Waldheim Accused of Lying About Nazi Past

From Reuters

The World Jewish Congress said today that former U.N. Secretary General Kurt Waldheim, who is the front-runner for the May 5 Austrian presidential election, lied about his wartime Nazi past.

WJC President Edgar Bronfman charged in a statement that Waldheim carried out "one of the most elaborate deceptions of our time."

He added that it was "inconceivable that Waldheim would have been elected U.N. secretary general had the facts been known."

Waldheim served as U.N. secretary general from 1972 to 1982. In 1981, a group of American Jews told Waldheim that the United Nations risked losing public support in the United States because of a series of anti-Israeli resolutions under his stewardship.

Bronfman quoted from what he said was a brochure from Waldheim's unsuccessful election campaign for the 1971 Austrian presidential contest, which gave the official version of Waldheim's World War II activities.

" 'In 1942, after Kurt Waldheim was wounded, he returned home and resumed his studies. After his graduation in 1944, he had to return to the war front,' " Bronfman quoted the document as saying.

The WJC said it has proof that during the time he said he was studying, Waldheim actually served under Gen. Alexander Lohr in Yugoslavia and Greece. Lohr was hanged in 1947 for war crimes. Whole villages were wiped out by Lohr's men.

The WJC said it also has proof that Waldheim joined the Nazi Student Union on April 1, 1938, at the age of 20, less than three weeks after Germany annexed Austria.

In November of that year he became a member of the Nazi "Brownshirts," the WJC alleged.

Waldheim has consistently denied having any links with Nazi-affiliated groups.

The New York Times today quoted Waldheim as saying he has acknowledged serving in the military. But he said he played a minor role and did not know of the brutal campaigns against Yugoslavs or the mass deportation of Greek Jews from Salonika carried out by the units to which he was attached.

Waldheim also told the newspaper that he joined the Nazis to shield his family. His father, Walter, was a well-known opponent of the Nazis, who eventually stripped him of his job as a schoolteacher.

For his activities in Yugoslavia, Waldheim received the King Zvonmir silver medal with oak leaves from the Nazi puppet state of Croatia for "service under enemy fire." He told the newspaper that the medals were routinely given.

Waldheim said he committed no crime in Yugoslavia. "I sat there and the German command gave orders to the Italian units and the Italians gave messages back and they needed an interpreter," he was quoted as saying.

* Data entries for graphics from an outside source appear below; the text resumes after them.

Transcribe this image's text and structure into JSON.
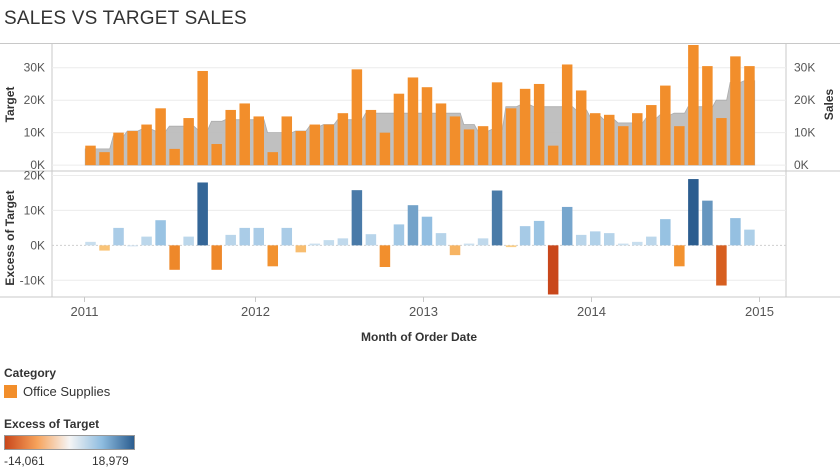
{
  "title": "SALES VS TARGET SALES",
  "legend": {
    "category_title": "Category",
    "category_item": "Office Supplies",
    "category_color": "#f28e2b",
    "excess_title": "Excess of Target",
    "excess_min": "-14,061",
    "excess_max": "18,979",
    "gradient_colors": [
      "#c9471b",
      "#f7a35c",
      "#f5f5f5",
      "#8fbde0",
      "#2b5d8f"
    ]
  },
  "chart_data": [
    {
      "type": "bar",
      "name": "sales-vs-target",
      "left_axis_label": "Target",
      "right_axis_label": "Sales",
      "y_ticks": [
        "0K",
        "10K",
        "20K",
        "30K"
      ],
      "ylim": [
        -1500,
        37000
      ],
      "x": [
        "2011-01",
        "2011-02",
        "2011-03",
        "2011-04",
        "2011-05",
        "2011-06",
        "2011-07",
        "2011-08",
        "2011-09",
        "2011-10",
        "2011-11",
        "2011-12",
        "2012-01",
        "2012-02",
        "2012-03",
        "2012-04",
        "2012-05",
        "2012-06",
        "2012-07",
        "2012-08",
        "2012-09",
        "2012-10",
        "2012-11",
        "2012-12",
        "2013-01",
        "2013-02",
        "2013-03",
        "2013-04",
        "2013-05",
        "2013-06",
        "2013-07",
        "2013-08",
        "2013-09",
        "2013-10",
        "2013-11",
        "2013-12",
        "2014-01",
        "2014-02",
        "2014-03",
        "2014-04",
        "2014-05",
        "2014-06",
        "2014-07",
        "2014-08",
        "2014-09",
        "2014-10",
        "2014-11",
        "2014-12"
      ],
      "sales": [
        6000,
        4000,
        10000,
        10500,
        12500,
        17500,
        5000,
        14500,
        29000,
        6500,
        17000,
        19000,
        15000,
        4000,
        15000,
        10500,
        12500,
        12500,
        16000,
        29500,
        17000,
        10000,
        22000,
        27000,
        24000,
        19000,
        15000,
        11000,
        12000,
        25500,
        17500,
        23500,
        25000,
        6000,
        31000,
        23000,
        16000,
        15500,
        12000,
        16000,
        18500,
        24500,
        12000,
        37000,
        30500,
        14500,
        33500,
        30500
      ],
      "target": [
        5000,
        5000,
        9000,
        10500,
        11000,
        10500,
        12000,
        12000,
        11000,
        13500,
        14000,
        14000,
        14000,
        10000,
        10000,
        10500,
        12000,
        12500,
        14000,
        14000,
        16000,
        16000,
        16000,
        16000,
        16000,
        16000,
        16000,
        12500,
        10500,
        11000,
        18000,
        18500,
        18000,
        18000,
        18000,
        17000,
        15000,
        14000,
        13000,
        13000,
        14500,
        15500,
        16000,
        18000,
        18000,
        20000,
        25500,
        26000
      ]
    },
    {
      "type": "bar",
      "name": "excess-of-target",
      "y_axis_label": "Excess of Target",
      "x_axis_label": "Month of Order Date",
      "x_ticks": [
        "2011",
        "2012",
        "2013",
        "2014",
        "2015"
      ],
      "y_ticks": [
        "-10K",
        "0K",
        "10K",
        "20K"
      ],
      "ylim": [
        -14500,
        21000
      ],
      "values": [
        1000,
        -1500,
        5000,
        0,
        2500,
        7200,
        -7000,
        2500,
        18000,
        -7000,
        3000,
        5000,
        5000,
        -6000,
        5000,
        -2000,
        500,
        1500,
        2000,
        15800,
        3200,
        -6200,
        6000,
        11500,
        8200,
        3500,
        -2800,
        500,
        2000,
        15700,
        -500,
        5500,
        7000,
        -14061,
        11000,
        3000,
        4000,
        3500,
        500,
        1000,
        2500,
        7500,
        -6000,
        18979,
        12800,
        -11500,
        7800,
        4500
      ],
      "color_range": [
        -14061,
        18979
      ]
    }
  ]
}
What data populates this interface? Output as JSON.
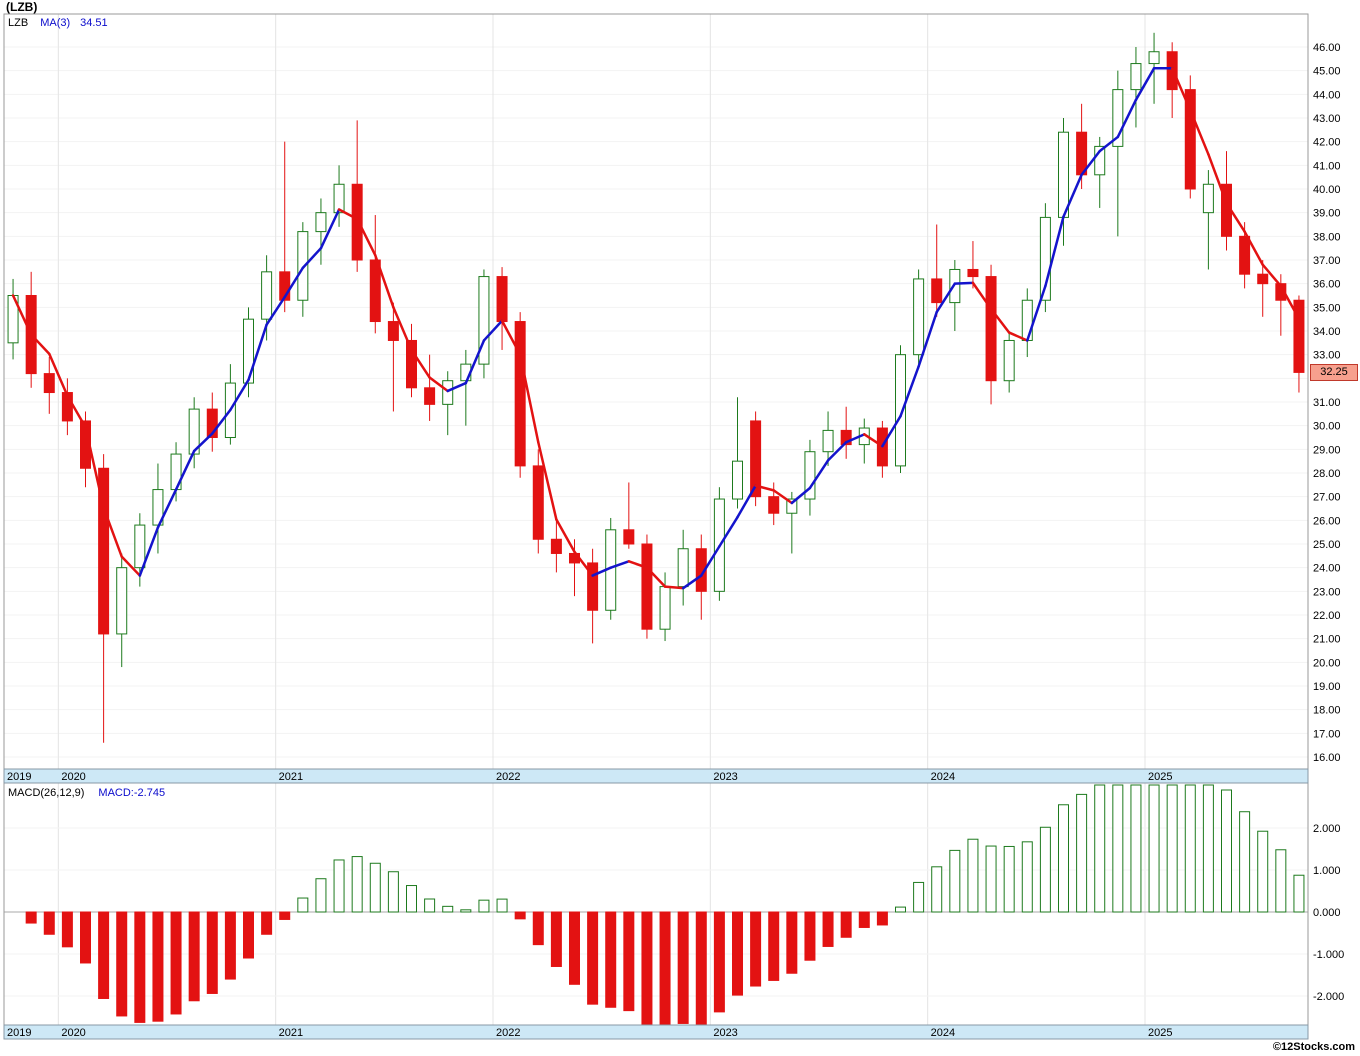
{
  "header": {
    "title": "(LZB)",
    "legend": {
      "symbol": "LZB",
      "ma_label": "MA(3)",
      "ma_value": "34.51"
    }
  },
  "price_panel": {
    "last_price_label": "32.25",
    "axis": {
      "min": 16,
      "max": 46,
      "step": 1,
      "label_replaced_by_price_tag": 32
    }
  },
  "macd_panel": {
    "indicator_label": "MACD(26,12,9)",
    "value_label": "MACD:-2.745",
    "last_value": -2.745,
    "axis_ticks": [
      "2.000",
      "1.000",
      "0.000",
      "-1.000",
      "-2.000"
    ],
    "tick_values": [
      2,
      1,
      0,
      -1,
      -2
    ]
  },
  "timeline": {
    "years": [
      "2019",
      "2020",
      "2021",
      "2022",
      "2023",
      "2024",
      "2025"
    ]
  },
  "footer": {
    "credit": "©12Stocks.com"
  },
  "colors": {
    "up_green": "#1d7a1d",
    "down_red": "#e31212",
    "ma_blue": "#1414cc",
    "ma_red": "#e31212",
    "legend_blue": "#0b0bcc",
    "strip_blue": "#cde8f6",
    "strip_border": "#8899a6",
    "panel_border": "#999999",
    "grid_light": "#f3f3f3",
    "grid_year": "#e4e4e4",
    "zero_line": "#aaaaaa",
    "price_tag_bg": "#f7a08e",
    "price_tag_border": "#c0392b"
  },
  "chart_data": [
    {
      "type": "candlestick",
      "title": "(LZB)",
      "symbol": "LZB",
      "interval": "monthly",
      "ylabel": "Price",
      "ylim": [
        16,
        46
      ],
      "overlay": {
        "name": "MA(3)",
        "window": 3,
        "last_value": 34.51
      },
      "columns": [
        "date",
        "open",
        "high",
        "low",
        "close"
      ],
      "candles": [
        [
          "2019-10",
          33.5,
          36.2,
          32.8,
          35.5
        ],
        [
          "2019-11",
          35.5,
          36.5,
          31.6,
          32.2
        ],
        [
          "2019-12",
          32.2,
          32.9,
          30.5,
          31.4
        ],
        [
          "2020-01",
          31.4,
          32.0,
          29.6,
          30.2
        ],
        [
          "2020-02",
          30.2,
          30.6,
          27.4,
          28.2
        ],
        [
          "2020-03",
          28.2,
          28.8,
          16.6,
          21.2
        ],
        [
          "2020-04",
          21.2,
          24.6,
          19.8,
          24.0
        ],
        [
          "2020-05",
          24.0,
          26.3,
          23.2,
          25.8
        ],
        [
          "2020-06",
          25.8,
          28.4,
          24.6,
          27.3
        ],
        [
          "2020-07",
          27.3,
          29.3,
          26.8,
          28.8
        ],
        [
          "2020-08",
          28.8,
          31.2,
          28.2,
          30.7
        ],
        [
          "2020-09",
          30.7,
          31.4,
          28.9,
          29.5
        ],
        [
          "2020-10",
          29.5,
          32.6,
          29.2,
          31.8
        ],
        [
          "2020-11",
          31.8,
          35.0,
          31.2,
          34.5
        ],
        [
          "2020-12",
          34.5,
          37.2,
          33.6,
          36.5
        ],
        [
          "2021-01",
          36.5,
          42.0,
          34.8,
          35.3
        ],
        [
          "2021-02",
          35.3,
          38.6,
          34.6,
          38.2
        ],
        [
          "2021-03",
          38.2,
          39.6,
          36.8,
          39.0
        ],
        [
          "2021-04",
          39.0,
          41.0,
          38.4,
          40.2
        ],
        [
          "2021-05",
          40.2,
          42.9,
          36.5,
          37.0
        ],
        [
          "2021-06",
          37.0,
          38.9,
          33.9,
          34.4
        ],
        [
          "2021-07",
          34.4,
          35.2,
          30.6,
          33.6
        ],
        [
          "2021-08",
          33.6,
          34.3,
          31.2,
          31.6
        ],
        [
          "2021-09",
          31.6,
          33.0,
          30.2,
          30.9
        ],
        [
          "2021-10",
          30.9,
          32.3,
          29.6,
          31.9
        ],
        [
          "2021-11",
          31.9,
          33.2,
          30.0,
          32.6
        ],
        [
          "2021-12",
          32.6,
          36.6,
          32.0,
          36.3
        ],
        [
          "2022-01",
          36.3,
          36.7,
          33.2,
          34.4
        ],
        [
          "2022-02",
          34.4,
          34.8,
          27.8,
          28.3
        ],
        [
          "2022-03",
          28.3,
          29.0,
          24.6,
          25.2
        ],
        [
          "2022-04",
          25.2,
          26.0,
          23.8,
          24.6
        ],
        [
          "2022-05",
          24.6,
          25.2,
          22.8,
          24.2
        ],
        [
          "2022-06",
          24.2,
          24.8,
          20.8,
          22.2
        ],
        [
          "2022-07",
          22.2,
          26.1,
          21.8,
          25.6
        ],
        [
          "2022-08",
          25.6,
          27.6,
          24.8,
          25.0
        ],
        [
          "2022-09",
          25.0,
          25.4,
          21.0,
          21.4
        ],
        [
          "2022-10",
          21.4,
          23.8,
          20.9,
          23.2
        ],
        [
          "2022-11",
          23.2,
          25.6,
          22.4,
          24.8
        ],
        [
          "2022-12",
          24.8,
          25.4,
          21.8,
          23.0
        ],
        [
          "2023-01",
          23.0,
          27.4,
          22.6,
          26.9
        ],
        [
          "2023-02",
          26.9,
          31.2,
          26.5,
          28.5
        ],
        [
          "2023-03",
          30.2,
          30.6,
          26.6,
          27.0
        ],
        [
          "2023-04",
          27.0,
          27.6,
          25.8,
          26.3
        ],
        [
          "2023-05",
          26.3,
          27.2,
          24.6,
          26.9
        ],
        [
          "2023-06",
          26.9,
          29.4,
          26.2,
          28.9
        ],
        [
          "2023-07",
          28.9,
          30.6,
          28.3,
          29.8
        ],
        [
          "2023-08",
          29.8,
          30.8,
          28.6,
          29.2
        ],
        [
          "2023-09",
          29.2,
          30.3,
          28.4,
          29.9
        ],
        [
          "2023-10",
          29.9,
          30.2,
          27.8,
          28.3
        ],
        [
          "2023-11",
          28.3,
          33.4,
          28.0,
          33.0
        ],
        [
          "2023-12",
          33.0,
          36.6,
          32.4,
          36.2
        ],
        [
          "2024-01",
          36.2,
          38.5,
          34.6,
          35.2
        ],
        [
          "2024-02",
          35.2,
          37.0,
          34.0,
          36.6
        ],
        [
          "2024-03",
          36.6,
          37.8,
          35.8,
          36.3
        ],
        [
          "2024-04",
          36.3,
          36.8,
          30.9,
          31.9
        ],
        [
          "2024-05",
          31.9,
          34.0,
          31.4,
          33.6
        ],
        [
          "2024-06",
          33.6,
          35.8,
          32.9,
          35.3
        ],
        [
          "2024-07",
          35.3,
          39.4,
          34.8,
          38.8
        ],
        [
          "2024-08",
          38.8,
          43.0,
          37.6,
          42.4
        ],
        [
          "2024-09",
          42.4,
          43.6,
          40.0,
          40.6
        ],
        [
          "2024-10",
          40.6,
          42.2,
          39.2,
          41.8
        ],
        [
          "2024-11",
          41.8,
          45.0,
          38.0,
          44.2
        ],
        [
          "2024-12",
          44.2,
          46.0,
          42.6,
          45.3
        ],
        [
          "2025-01",
          45.3,
          46.6,
          43.6,
          45.8
        ],
        [
          "2025-02",
          45.8,
          46.2,
          43.0,
          44.2
        ],
        [
          "2025-03",
          44.2,
          44.8,
          39.6,
          40.0
        ],
        [
          "2025-04",
          39.0,
          40.8,
          36.6,
          40.2
        ],
        [
          "2025-05",
          40.2,
          41.6,
          37.4,
          38.0
        ],
        [
          "2025-06",
          38.0,
          38.6,
          35.8,
          36.4
        ],
        [
          "2025-07",
          36.4,
          37.0,
          34.6,
          36.0
        ],
        [
          "2025-08",
          36.0,
          36.4,
          33.8,
          35.3
        ],
        [
          "2025-09",
          35.3,
          35.5,
          31.4,
          32.25
        ]
      ]
    },
    {
      "type": "bar",
      "title": "MACD(26,12,9)",
      "derived_from": "closes of candlestick panel",
      "params": {
        "fast": 12,
        "slow": 26,
        "signal": 9
      },
      "last_value": -2.745,
      "ylim": [
        -2.9,
        2.6
      ],
      "tick_values": [
        2,
        1,
        0,
        -1,
        -2
      ]
    }
  ]
}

He said he analyzed enemy troop movements in Salonika. The paper described him as "visibly shaken" as he denied during an interview even knowing about Lohr's deportations from Salonika of nearly 43,000 Jews between March and May of 1943 to death camps at Auschwitz, Treblinka and Lublin. Waldheim was based in Salonika for part of that time.

An investigation into Waldheim's war background in 1946 and again in 1980 had failed to produce this material, both the New York Times and WJC said.

Bronfman said the organization was tipped off by a "friendly source."